EU UPDATE: Customs - Classification
Judgement of the European Court of Justice – 14 April 2011.
Pace Plc –v– The Commissioners for Her Majesty’s Revenue & Customs
The case concerned the classification of Set Top Boxes (STB) with HDD recording functionality. HMRC had classified these products as directed by a CN Explanatory Note issued in May 2008. Pace’s case was that as the CNEN merely provided guidance but conflicted with the provisions of the CN which is fully binding in law, HMRC should have disregarded the CNEN.
HMRC’s interpretation required Pace to pay 13.9% duty on imports of STBC-HDD whereas prior to the adoption of the CNEN these products had been given free of duty access to the EU as required under the WTO Information Technology Agreement.
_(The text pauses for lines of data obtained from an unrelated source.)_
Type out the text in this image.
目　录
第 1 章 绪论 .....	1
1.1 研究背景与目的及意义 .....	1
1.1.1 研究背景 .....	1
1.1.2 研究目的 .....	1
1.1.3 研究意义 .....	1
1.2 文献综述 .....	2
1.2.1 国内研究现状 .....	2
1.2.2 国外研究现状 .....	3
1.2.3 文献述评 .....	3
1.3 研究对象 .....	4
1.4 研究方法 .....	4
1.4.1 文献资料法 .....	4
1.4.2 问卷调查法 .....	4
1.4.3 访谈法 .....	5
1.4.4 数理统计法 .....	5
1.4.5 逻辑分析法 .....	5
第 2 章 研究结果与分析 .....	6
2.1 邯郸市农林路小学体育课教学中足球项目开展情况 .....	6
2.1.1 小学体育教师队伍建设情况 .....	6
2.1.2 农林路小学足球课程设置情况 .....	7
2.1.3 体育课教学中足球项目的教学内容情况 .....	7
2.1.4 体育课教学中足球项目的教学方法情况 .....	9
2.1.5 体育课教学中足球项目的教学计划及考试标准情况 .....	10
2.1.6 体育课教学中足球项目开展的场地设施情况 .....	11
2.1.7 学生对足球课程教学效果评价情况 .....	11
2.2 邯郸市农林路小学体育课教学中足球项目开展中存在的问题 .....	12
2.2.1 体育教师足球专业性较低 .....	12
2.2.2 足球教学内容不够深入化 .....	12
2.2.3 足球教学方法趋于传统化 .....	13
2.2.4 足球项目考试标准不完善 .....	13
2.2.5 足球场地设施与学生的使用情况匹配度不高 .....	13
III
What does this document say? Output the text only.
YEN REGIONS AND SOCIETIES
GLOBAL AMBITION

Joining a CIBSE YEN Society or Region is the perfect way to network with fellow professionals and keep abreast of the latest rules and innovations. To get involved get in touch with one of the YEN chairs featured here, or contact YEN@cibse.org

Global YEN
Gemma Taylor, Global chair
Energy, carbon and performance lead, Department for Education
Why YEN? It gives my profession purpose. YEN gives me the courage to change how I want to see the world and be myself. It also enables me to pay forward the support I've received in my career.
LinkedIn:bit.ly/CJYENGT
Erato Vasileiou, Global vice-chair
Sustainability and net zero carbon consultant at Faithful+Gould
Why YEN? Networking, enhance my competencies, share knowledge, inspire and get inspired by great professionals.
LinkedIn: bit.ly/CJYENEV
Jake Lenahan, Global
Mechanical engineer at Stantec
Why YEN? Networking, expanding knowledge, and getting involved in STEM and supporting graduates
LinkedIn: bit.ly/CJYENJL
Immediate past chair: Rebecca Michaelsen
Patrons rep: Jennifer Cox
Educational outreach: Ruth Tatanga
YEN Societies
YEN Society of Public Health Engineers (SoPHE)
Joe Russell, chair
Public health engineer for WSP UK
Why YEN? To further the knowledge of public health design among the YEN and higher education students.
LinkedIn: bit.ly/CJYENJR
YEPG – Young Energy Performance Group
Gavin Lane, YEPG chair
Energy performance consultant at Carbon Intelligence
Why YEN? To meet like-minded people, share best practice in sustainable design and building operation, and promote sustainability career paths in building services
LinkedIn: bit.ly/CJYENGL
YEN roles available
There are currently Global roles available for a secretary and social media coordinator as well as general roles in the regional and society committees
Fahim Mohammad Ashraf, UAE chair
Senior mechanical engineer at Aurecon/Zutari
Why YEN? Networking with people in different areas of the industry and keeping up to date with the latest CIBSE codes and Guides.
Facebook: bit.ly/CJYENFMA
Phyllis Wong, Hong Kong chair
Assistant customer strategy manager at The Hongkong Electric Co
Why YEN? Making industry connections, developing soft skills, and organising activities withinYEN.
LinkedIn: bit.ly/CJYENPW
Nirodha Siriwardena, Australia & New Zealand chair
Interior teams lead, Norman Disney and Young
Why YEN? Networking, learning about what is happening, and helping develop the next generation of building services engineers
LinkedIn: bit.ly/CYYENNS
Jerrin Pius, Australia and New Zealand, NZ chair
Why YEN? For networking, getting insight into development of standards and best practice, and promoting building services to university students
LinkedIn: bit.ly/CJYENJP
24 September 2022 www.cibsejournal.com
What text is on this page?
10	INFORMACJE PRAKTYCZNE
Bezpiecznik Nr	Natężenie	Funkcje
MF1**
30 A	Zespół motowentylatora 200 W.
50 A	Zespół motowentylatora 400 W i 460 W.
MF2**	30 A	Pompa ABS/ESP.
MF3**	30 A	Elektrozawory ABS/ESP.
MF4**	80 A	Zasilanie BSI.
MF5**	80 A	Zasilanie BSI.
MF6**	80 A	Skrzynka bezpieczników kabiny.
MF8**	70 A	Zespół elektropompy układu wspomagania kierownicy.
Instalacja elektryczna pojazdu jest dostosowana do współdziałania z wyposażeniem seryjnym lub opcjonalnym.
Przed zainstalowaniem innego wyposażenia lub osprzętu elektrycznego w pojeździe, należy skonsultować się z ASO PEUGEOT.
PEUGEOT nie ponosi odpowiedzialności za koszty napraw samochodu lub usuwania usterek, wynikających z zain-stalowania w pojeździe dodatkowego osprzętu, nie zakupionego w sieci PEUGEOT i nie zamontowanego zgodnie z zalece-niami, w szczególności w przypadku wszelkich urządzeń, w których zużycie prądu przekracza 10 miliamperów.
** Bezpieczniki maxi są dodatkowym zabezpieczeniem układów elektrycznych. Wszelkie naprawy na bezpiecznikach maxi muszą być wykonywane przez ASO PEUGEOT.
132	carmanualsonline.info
The Court’s judgement in favour of Pace contains a number of important elements:
- a CNEN cannot be binding as it merely provides guidance as to interpretation
- classification must follow from the application of the GIRs - and GIR 1 in this instance provided the answer
- even though provisions of WTO law are not directly applicable in EU law, where EU legislation has been adopted in the area this must be interpreted "so far as is possible" in line with the WTO provisions. The Court thereby ensured that the outcome of its judgement did not conflict with the outcome of WTO DS/375/376 and 377 EC-IT Products which had concluded that STB-HDD had to be accorded free of duty access by the EU.
- in a final twist, the Court confirmed that even though of non-binding status, as the Implementing Regulation to the Community Customs Code requires that BTIs are to be issued in conformity with a CNEN, a national customs administration cannot disregard a CNEN when considering an application for a BTI.
Grayston & Company acted for Pace plc in the EU proceedings. John Grayston represented Pace plc before the European Court with barrister Jeremy White of Pump Court Tax Chambers London.